A Complete Streets ordinance for Cleveland was recently run into the ditch by concerns that if the city requires all road building projects to include facilities that encourage cycling and walking, it will put them at a competitive disadvantage. The city fears that when ODOT compares Cleveland projects to others in Ohio that don't require bike lanes and sidewalks they won't score as high because they may cost more or it will require more in local match dollars.
Interestingly, the Columbus region was immune to this argument when the city passed its Complete Streets ordinance last year. Is the culture at MORPC (Columbus' metropolitan transportation planning organization), their ODOT district office and their mayor's office more "can do" than here? Are there tangible leadership qualities that we can hope to locate that inoculate Central Ohio from these sorts of poison pill arguments and which keep Northeast Ohio stuck with second-rate transportation options?

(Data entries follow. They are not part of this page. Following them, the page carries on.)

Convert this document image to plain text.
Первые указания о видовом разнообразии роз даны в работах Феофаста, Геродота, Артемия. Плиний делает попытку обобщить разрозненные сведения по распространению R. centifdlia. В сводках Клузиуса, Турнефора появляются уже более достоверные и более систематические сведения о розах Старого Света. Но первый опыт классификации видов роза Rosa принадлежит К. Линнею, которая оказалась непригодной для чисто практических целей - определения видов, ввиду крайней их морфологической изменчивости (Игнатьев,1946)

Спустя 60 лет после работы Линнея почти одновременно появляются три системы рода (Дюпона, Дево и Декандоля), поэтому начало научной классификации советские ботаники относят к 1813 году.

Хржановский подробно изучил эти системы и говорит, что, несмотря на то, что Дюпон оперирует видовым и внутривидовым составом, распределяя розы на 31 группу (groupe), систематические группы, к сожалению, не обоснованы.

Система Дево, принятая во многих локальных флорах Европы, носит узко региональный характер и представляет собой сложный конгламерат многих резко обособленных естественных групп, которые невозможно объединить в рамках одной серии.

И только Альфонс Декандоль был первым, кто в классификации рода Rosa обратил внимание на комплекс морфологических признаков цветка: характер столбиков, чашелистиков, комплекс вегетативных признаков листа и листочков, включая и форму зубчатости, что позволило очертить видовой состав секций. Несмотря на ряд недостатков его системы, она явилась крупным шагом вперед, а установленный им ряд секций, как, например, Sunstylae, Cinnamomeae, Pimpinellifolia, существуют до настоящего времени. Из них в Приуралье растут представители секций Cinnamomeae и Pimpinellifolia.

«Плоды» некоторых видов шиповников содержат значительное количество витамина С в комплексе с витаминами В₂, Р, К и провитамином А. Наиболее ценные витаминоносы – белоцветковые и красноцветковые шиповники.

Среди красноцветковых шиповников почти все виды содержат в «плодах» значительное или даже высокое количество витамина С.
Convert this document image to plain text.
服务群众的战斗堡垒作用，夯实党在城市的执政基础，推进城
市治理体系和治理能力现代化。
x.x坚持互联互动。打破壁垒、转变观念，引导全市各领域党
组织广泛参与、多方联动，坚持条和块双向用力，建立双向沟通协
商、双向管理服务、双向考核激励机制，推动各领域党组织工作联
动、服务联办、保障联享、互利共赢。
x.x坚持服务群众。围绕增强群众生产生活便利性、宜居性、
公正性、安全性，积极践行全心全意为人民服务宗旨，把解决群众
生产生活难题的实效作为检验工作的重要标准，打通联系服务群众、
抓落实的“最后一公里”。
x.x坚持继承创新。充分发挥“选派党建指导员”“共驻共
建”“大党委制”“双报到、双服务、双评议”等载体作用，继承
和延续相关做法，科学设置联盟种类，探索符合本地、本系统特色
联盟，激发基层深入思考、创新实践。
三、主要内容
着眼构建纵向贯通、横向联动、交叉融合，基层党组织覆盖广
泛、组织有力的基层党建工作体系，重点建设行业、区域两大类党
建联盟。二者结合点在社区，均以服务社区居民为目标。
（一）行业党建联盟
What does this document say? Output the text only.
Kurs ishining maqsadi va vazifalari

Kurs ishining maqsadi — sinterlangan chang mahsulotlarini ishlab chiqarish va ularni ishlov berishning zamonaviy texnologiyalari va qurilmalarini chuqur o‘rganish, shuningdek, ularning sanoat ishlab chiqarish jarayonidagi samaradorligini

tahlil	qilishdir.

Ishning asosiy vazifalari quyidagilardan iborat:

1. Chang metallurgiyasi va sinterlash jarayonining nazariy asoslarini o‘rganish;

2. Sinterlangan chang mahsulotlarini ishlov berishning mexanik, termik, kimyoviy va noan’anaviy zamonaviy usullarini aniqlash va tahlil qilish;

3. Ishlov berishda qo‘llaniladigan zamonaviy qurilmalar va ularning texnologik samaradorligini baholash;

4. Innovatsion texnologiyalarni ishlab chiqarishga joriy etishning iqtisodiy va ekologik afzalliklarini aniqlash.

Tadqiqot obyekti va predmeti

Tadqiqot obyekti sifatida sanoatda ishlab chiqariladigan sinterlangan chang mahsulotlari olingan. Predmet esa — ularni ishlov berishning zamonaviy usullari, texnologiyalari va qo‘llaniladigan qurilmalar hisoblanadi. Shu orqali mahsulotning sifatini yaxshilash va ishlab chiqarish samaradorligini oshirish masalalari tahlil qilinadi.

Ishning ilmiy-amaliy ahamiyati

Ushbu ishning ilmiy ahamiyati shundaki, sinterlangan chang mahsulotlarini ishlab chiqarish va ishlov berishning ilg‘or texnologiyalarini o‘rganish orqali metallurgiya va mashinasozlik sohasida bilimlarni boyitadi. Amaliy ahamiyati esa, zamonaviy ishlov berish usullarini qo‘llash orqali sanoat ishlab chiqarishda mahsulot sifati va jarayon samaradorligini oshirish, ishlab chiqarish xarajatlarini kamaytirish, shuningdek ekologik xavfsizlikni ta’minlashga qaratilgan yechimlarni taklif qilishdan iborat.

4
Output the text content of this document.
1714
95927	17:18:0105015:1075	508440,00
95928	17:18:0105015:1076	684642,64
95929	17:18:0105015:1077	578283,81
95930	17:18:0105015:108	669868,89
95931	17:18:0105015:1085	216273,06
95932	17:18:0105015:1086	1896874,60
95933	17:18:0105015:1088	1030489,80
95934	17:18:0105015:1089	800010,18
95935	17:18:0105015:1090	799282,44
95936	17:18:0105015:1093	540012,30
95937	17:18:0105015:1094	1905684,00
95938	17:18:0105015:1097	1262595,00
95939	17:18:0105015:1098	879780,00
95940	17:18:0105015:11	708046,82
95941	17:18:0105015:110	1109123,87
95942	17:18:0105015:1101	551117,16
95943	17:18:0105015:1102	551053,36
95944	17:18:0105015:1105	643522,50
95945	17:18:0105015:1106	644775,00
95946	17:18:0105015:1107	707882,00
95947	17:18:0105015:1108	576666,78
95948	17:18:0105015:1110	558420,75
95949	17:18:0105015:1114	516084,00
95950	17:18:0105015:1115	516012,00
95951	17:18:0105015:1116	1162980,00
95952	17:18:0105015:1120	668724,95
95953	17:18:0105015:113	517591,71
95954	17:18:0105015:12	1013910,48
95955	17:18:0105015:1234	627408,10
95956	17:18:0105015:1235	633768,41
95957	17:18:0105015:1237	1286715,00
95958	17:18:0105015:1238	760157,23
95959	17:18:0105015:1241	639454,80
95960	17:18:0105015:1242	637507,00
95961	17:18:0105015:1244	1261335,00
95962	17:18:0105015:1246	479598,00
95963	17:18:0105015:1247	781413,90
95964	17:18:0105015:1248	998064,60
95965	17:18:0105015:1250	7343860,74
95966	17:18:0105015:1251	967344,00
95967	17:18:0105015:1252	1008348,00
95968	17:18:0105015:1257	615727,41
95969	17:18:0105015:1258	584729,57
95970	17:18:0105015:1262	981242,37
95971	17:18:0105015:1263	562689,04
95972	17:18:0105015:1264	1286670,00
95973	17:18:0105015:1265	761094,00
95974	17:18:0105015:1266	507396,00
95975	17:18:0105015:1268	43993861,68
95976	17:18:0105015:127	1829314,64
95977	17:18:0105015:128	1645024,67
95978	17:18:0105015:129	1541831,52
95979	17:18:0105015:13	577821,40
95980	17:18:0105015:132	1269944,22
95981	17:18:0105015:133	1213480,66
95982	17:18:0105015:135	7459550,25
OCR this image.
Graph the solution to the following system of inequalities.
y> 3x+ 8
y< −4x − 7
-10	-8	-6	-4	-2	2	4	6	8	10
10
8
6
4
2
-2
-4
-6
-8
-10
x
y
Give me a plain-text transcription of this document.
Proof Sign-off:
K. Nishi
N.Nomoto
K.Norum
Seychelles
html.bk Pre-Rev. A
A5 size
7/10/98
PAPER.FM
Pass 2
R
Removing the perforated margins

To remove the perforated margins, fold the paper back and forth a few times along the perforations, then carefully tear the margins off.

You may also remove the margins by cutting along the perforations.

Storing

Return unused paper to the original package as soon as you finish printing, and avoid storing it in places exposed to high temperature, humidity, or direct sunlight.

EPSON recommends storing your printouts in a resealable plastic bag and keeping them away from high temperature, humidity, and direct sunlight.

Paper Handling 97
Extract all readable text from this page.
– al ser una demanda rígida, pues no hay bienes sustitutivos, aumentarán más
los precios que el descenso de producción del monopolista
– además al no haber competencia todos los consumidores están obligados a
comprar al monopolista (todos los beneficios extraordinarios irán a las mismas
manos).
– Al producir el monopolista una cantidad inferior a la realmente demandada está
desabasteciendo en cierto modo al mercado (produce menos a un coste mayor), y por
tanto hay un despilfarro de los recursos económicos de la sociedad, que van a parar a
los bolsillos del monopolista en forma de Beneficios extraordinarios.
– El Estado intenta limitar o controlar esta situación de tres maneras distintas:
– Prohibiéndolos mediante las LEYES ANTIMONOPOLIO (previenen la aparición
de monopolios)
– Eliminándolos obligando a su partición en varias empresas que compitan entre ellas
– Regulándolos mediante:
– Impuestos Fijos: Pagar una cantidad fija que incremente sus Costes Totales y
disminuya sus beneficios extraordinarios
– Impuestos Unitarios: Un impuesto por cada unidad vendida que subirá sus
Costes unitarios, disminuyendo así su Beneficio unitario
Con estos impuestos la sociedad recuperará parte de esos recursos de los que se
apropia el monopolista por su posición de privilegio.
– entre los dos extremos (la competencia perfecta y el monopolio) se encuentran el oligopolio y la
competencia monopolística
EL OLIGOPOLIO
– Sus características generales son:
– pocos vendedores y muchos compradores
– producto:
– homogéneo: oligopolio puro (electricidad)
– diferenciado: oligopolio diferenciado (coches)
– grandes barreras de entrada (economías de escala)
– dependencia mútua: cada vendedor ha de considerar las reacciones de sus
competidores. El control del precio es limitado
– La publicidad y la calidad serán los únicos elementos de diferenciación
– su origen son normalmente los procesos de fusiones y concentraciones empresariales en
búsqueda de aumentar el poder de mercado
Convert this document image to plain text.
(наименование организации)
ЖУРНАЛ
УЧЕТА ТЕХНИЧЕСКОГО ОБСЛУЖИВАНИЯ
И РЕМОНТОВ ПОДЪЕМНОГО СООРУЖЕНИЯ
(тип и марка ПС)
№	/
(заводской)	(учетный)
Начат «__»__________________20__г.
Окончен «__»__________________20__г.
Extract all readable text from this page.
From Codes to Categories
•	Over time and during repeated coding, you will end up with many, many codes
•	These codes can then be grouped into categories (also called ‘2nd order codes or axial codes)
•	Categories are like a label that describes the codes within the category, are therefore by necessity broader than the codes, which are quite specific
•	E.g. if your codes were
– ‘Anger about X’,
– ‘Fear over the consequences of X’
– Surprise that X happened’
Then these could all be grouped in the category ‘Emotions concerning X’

A complete streets ordinance was an outgrowth of an effort from 2006 when a complete streets resolution was drafted. In the five years since complete streets entered the lexicon in Cleveland, 140 cities around the U.S. have adopted Complete Streets ordinances or resolutions, including Columbus and Dayton. It looks like Cleveland, for the time being, won't be joining their ranks.
We thought the argument that Complete Streets aren't possible became less plausible when the Euclid Corridor-with its bike lanes, better crosswalks, new sidewalks, pedestrian lighting and the BRT line-showed Cleveland what a complete street looks like (pictured above). The expectation that the Euclid Corridor would spur more complete streets in Cleveland has gone largely unfulfilled. Partly to blame is the acceptance that we've checked off a box-here's your complete street, now we don't have to think about it again. By contrast, cities such as Columbus are thinking bigger picture, adopting an attitude that designing safer streets with access for all is going to keep its citizens fit and keep some of those young knowledge workers around after they graduate.
* * * *
Here's an arrow Cleveland should add to its quiver when it responds to how Complete Streets makes economic sense: The Political Economy Research Institute's new report, "Estimating The Employment Impacts Of Pedestrian, Bicycle, and Road Infrastructure," examines job data from 2008 in Baltimore, MD. Specifically, the report shows that there are 11 to 14 jobs per $1 million of spending on bike and pedestrian projects, as opposed to about seven jobs created through the same rates of spending on road infrastructure.
The good news-even in the face of another set-back for sustainable transportation-the report includes simple upgrades, such as a system of Sharrows on road resurfacing (which Cleveland Heights proved doesn't require complete streets), in the jobs creation boon.
* * * *
If cities are always going to be too 'cash strapped' to improve cycling and walking on existing roads, ThisBigCity.net post offers a number of ways cities like Cleveland can rethink the equation-including building new bike paths on under utilized rights of way.